Blunt was a young cow-puncher, who boasted of being a "homemade" athlete, and would take a back seat for nobody, least of all young Merriwell. He was not exactly "cracked" on the subject of his prowess in athletic sports, but his views were certainly warped. Obsessed with the idea that it was his duty to take Merriwell down a peg. Blunt was continually, and in the most weird and wonderful ways, contriving to force Merry into tests of strength and skill.
Merry had shown Blunt his heels in a hundred-yard dash, and at least once had put him on his back in a catch-as-catch-can wrestling bout. It was at Blunt's suggestion that the relay Marathon was run, with the professor's claim as the prize: and it was by a plot of Blunt's that Merry had been lured to the Bar Z Ranch, where, as Blunt had planned. Merry pitched against the cowboy in a baseball game. Frank and his chums had won the relay Marathon and Frank had pitched his cowboy team to victory. Yet Blunt still refused to be satisfied.

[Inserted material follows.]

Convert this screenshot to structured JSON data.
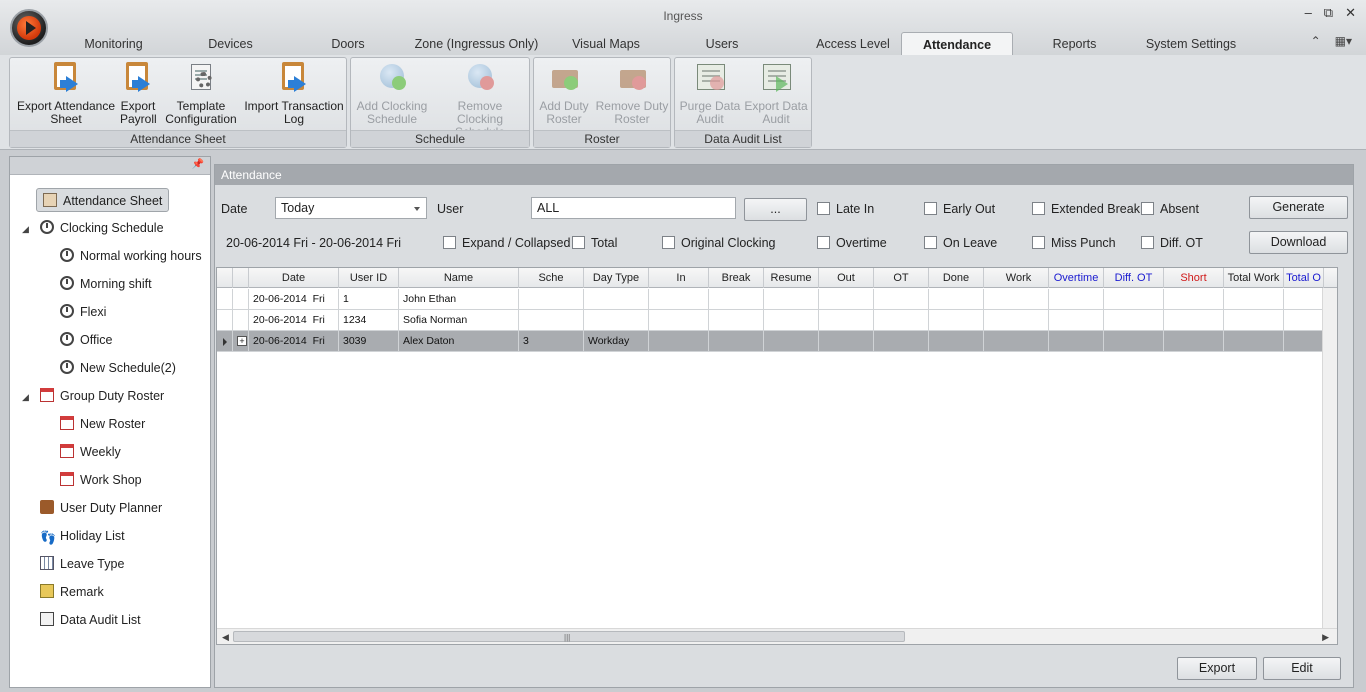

The "Cowboy Wonder," as Blunt called himself, had been reared by a man who had implanted in his growing mind a vast array of false notions. By these, the Wonder regulated his conduct, with a result that was ludicrous at times, and at other times almost tragic.
There was something about the queer fellow that young Merriwell liked. And yet, while he sympathized with Blunt to a certain extent, he was forced to condemn his rashness and dare-devil behavior.
"Clan." said Merry, as he and his chums moved on into the trackless desert, "while I sat in McGurvin's adobe it flashed over me, all at once, that we had forgotten something about Professor Borrodaile which might possibly explain his absence."
"What was that?"
"Why, you remember how we left Happenchance in such a hurry, the time we went to the place and found the prof?"
"We were chased out by Blunt and his puncher friends."
"Not exactly. We were hurrying out ahead of them in order to reach the automobile and beat Blunt to Gold Hill with the professor's location notice. Well we were in such a rush that Professor Borrodaile had to leave his luggage behind. Now, wouldn't it be the natural thing to suppose that the prof returned to Happenchance after his goods and chattels?"
"Holy mackerel!" exclaimed Clancy. "You've nicked it, Chip! That's just what the harmless old fossil has done. He wanted his trunk, and he slipped out of Gold Hill and went after it. We're thick, all right. It's a wonder that some of us didn't think of that earlier in the game. I shouldn't be surprised if we found the prof back in his old place in the only house left in Happenchance!"